4. Repair your drive using Disk Utility
Small corruptions in your MacBook Pro hard disk can cause all manner of performance problems. Fortunately, they’re usually easy to fix thanks to Apple’s Disk Utility application.
Open Disk Utility from the Utilities folder in Applications. Select your hard disk from the sidebar — it’s usually called Macintosh HD — then click the First Aid button.
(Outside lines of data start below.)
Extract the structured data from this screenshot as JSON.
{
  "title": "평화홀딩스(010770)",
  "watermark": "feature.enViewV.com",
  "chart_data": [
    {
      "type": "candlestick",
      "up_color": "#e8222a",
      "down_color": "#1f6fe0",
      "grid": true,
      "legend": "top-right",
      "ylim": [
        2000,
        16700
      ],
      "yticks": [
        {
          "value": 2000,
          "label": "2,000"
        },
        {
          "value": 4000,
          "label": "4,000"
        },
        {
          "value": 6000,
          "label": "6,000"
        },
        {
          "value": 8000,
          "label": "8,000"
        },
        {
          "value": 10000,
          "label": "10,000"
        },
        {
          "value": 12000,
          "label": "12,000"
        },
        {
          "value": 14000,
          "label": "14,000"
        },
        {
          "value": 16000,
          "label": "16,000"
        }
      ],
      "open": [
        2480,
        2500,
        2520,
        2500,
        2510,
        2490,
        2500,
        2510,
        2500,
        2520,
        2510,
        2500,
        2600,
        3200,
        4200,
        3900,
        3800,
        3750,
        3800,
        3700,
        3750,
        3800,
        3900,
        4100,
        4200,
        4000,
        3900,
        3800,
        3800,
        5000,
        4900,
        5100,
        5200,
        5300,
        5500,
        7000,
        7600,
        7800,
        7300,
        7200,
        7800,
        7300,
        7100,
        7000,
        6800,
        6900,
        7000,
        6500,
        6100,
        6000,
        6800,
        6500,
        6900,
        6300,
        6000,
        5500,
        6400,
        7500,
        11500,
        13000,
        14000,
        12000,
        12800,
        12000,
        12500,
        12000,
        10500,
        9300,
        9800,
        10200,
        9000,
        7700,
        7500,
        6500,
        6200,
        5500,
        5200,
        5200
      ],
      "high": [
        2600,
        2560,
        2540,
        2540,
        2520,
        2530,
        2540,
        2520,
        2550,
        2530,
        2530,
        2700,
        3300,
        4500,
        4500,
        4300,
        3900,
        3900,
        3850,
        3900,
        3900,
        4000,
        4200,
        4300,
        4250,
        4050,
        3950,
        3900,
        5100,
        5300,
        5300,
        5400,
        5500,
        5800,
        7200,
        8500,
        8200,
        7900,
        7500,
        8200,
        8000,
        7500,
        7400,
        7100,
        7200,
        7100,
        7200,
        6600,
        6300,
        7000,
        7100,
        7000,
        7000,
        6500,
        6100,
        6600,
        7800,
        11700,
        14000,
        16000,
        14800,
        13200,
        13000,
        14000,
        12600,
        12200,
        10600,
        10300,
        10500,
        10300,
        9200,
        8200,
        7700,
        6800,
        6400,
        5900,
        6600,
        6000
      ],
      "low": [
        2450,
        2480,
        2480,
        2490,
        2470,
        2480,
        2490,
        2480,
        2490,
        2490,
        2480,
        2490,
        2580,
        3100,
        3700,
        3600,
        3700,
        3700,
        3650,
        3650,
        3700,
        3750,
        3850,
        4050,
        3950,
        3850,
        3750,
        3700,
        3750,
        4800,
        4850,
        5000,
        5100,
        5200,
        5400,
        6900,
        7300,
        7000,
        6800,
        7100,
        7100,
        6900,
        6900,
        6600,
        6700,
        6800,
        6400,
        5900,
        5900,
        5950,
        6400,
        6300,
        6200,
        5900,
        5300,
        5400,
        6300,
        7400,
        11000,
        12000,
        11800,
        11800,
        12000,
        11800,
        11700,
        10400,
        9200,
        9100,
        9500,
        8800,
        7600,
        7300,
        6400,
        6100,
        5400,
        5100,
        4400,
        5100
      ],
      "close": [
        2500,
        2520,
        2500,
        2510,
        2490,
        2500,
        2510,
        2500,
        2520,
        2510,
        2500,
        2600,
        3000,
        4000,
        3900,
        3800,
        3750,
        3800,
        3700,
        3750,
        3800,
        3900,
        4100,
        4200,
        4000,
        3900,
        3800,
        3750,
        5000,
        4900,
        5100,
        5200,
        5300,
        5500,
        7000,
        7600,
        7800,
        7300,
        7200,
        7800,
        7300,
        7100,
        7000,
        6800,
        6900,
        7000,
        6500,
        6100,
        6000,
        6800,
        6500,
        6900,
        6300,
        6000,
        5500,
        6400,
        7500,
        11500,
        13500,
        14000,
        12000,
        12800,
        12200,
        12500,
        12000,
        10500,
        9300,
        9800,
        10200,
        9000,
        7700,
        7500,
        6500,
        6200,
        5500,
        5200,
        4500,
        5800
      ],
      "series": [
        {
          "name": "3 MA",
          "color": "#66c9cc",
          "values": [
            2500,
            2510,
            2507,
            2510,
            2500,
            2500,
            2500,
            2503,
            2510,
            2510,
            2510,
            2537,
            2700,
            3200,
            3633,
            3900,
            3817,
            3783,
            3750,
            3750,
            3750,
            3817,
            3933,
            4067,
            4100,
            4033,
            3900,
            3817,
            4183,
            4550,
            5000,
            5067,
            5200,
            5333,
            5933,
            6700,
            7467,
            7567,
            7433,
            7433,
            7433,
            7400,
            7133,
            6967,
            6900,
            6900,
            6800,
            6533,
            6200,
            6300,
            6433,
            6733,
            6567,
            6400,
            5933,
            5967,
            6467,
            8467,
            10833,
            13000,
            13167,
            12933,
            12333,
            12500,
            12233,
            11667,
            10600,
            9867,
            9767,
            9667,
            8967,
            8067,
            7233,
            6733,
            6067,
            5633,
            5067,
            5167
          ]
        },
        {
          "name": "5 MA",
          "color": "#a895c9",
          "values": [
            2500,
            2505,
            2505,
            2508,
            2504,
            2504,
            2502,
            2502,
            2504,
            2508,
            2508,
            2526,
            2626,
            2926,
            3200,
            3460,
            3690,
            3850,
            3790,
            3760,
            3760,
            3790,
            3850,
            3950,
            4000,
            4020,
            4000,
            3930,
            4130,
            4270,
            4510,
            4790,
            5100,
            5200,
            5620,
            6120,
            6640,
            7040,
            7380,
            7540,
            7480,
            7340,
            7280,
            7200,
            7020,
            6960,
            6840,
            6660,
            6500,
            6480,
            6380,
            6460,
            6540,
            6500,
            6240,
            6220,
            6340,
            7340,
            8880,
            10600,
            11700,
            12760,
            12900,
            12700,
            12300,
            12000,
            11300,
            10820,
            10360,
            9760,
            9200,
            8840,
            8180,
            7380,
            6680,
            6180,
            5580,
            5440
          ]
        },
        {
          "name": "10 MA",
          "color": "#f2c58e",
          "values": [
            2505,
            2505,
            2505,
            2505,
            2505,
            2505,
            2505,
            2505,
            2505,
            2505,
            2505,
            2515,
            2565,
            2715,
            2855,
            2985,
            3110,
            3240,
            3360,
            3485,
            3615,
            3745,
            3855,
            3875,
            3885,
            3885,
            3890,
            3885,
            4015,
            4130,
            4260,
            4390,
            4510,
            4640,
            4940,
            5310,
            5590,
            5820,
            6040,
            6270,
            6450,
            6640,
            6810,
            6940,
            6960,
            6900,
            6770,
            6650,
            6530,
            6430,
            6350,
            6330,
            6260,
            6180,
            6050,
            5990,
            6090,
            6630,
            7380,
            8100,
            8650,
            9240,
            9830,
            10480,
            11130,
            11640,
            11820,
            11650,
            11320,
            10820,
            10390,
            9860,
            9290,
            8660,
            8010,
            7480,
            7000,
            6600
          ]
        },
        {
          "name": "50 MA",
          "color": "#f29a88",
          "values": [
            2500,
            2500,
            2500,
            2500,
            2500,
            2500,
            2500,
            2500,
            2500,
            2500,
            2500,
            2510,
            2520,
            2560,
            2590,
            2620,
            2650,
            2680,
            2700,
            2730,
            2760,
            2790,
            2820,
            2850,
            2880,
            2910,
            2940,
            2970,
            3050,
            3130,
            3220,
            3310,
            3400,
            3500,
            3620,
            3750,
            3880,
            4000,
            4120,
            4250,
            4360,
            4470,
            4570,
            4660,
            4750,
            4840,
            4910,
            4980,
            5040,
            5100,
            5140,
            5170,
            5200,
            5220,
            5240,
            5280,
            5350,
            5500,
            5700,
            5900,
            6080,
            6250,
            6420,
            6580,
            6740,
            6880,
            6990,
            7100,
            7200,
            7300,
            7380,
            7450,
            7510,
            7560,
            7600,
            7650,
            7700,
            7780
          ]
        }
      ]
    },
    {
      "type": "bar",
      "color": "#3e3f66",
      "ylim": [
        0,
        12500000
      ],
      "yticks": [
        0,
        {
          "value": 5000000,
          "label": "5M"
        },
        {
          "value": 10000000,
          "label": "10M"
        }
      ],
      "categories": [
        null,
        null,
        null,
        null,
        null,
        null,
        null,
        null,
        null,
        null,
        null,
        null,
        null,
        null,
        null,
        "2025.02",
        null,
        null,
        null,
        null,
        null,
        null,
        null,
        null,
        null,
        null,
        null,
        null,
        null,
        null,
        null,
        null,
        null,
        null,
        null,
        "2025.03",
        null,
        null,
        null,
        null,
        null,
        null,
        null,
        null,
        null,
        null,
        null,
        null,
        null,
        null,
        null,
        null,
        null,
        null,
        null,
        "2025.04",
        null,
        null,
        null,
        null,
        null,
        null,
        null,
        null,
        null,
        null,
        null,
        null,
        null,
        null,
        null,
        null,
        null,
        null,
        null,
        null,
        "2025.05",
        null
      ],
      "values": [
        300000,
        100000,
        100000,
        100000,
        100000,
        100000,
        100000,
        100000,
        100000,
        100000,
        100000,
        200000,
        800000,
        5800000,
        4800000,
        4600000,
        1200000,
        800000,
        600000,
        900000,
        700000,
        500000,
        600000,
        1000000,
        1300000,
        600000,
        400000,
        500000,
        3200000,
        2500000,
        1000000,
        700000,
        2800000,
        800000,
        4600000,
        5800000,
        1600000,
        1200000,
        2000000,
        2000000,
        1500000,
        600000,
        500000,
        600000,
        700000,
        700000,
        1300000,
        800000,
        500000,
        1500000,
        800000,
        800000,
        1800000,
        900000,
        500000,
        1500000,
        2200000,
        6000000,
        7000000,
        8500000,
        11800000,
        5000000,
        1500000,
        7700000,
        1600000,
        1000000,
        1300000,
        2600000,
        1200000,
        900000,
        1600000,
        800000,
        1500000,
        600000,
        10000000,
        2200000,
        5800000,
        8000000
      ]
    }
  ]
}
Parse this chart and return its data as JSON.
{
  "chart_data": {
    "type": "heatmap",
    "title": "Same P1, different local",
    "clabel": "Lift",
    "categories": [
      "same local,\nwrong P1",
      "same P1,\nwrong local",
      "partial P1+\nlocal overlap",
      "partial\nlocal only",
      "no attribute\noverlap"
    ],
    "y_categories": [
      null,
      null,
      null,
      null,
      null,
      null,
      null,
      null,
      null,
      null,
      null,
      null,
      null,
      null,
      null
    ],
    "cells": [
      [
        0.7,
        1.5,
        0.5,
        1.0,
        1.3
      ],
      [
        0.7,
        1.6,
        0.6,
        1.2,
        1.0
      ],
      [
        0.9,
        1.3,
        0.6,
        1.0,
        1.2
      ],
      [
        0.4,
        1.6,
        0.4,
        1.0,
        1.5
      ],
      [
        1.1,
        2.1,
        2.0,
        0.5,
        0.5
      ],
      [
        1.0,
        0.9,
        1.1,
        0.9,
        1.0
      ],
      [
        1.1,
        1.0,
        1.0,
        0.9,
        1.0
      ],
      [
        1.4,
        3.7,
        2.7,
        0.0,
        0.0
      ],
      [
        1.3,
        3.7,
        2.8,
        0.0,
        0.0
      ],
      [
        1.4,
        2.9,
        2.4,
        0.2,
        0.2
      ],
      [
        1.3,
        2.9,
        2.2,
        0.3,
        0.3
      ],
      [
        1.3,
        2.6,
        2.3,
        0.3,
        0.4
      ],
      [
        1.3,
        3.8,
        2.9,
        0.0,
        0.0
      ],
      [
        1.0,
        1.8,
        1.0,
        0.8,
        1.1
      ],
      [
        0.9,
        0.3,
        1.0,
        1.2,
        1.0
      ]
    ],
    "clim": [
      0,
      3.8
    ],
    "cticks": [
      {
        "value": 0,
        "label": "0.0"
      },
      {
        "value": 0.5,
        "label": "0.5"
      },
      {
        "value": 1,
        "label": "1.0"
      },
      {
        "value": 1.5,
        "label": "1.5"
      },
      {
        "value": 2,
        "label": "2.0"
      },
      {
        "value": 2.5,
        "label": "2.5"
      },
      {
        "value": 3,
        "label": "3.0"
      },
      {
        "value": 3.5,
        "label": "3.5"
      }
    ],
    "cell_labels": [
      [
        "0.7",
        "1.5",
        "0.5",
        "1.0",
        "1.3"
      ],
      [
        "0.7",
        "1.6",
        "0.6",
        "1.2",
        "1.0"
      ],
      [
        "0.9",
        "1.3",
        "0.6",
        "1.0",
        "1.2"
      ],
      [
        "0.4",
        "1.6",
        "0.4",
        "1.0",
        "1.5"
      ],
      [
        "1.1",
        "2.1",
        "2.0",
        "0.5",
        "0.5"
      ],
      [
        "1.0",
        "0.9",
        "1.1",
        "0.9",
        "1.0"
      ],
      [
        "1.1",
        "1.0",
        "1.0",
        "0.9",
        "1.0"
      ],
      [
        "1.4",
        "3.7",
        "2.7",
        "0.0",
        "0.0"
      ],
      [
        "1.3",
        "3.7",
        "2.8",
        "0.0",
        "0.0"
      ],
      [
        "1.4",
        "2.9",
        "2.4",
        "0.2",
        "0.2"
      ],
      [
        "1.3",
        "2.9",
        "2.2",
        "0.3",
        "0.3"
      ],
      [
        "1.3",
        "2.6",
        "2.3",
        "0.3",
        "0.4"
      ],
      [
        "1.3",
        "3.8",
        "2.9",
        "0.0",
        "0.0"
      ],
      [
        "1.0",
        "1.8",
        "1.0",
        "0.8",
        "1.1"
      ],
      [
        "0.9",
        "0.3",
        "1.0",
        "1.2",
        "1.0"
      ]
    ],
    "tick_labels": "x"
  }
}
When you run First Aid, it scans your hard disk for errors and repairs any it finds.
5. Failing all else, reinstall macOS
If you’re still experiencing issues with your MacBook Pro, the final software troubleshooting step is to reinstall macOS. This doesn’t erase any data from your Mac, but we still suggest you make a backup to Time Machine first.
Reinstalling macOS rewrites every line of code in the operating software on your Mac. It can fix any software issue that isn’t related to your specific content.
How do I reinstall macOS?
- From the menu bar on your MacBook Pro, go to > Restart.
- Confirm you want to restart your MacBook Pro, then press and hold command+R as soon as the screen goes black.
- In the macOS Utilities window that appears, select ‘Reinstall macOS.’
- Follow the onscreen prompts to complete your macOS reinstallation.
Step 4. Book a repair
At this point, it’s time to consider a professional repair. If any of the diagnostics discovered a failing component in your MacBook Pro, you should take those reports to a technician for a replacement. Otherwise, you may need to book your machine in for a triage, allowing technicians to stress your machine to find the fault.
If your MacBook Pro is less than a year old, you should be able to get a free repair through Apple’s one-year limited warranty.
Click here to find an Apple Store or an Apple Authorized Service Provider near you. At your appointment, give the technician any error codes from Apple Diagnostics and tell them what software solutions you tried. Link them to this article if it helps.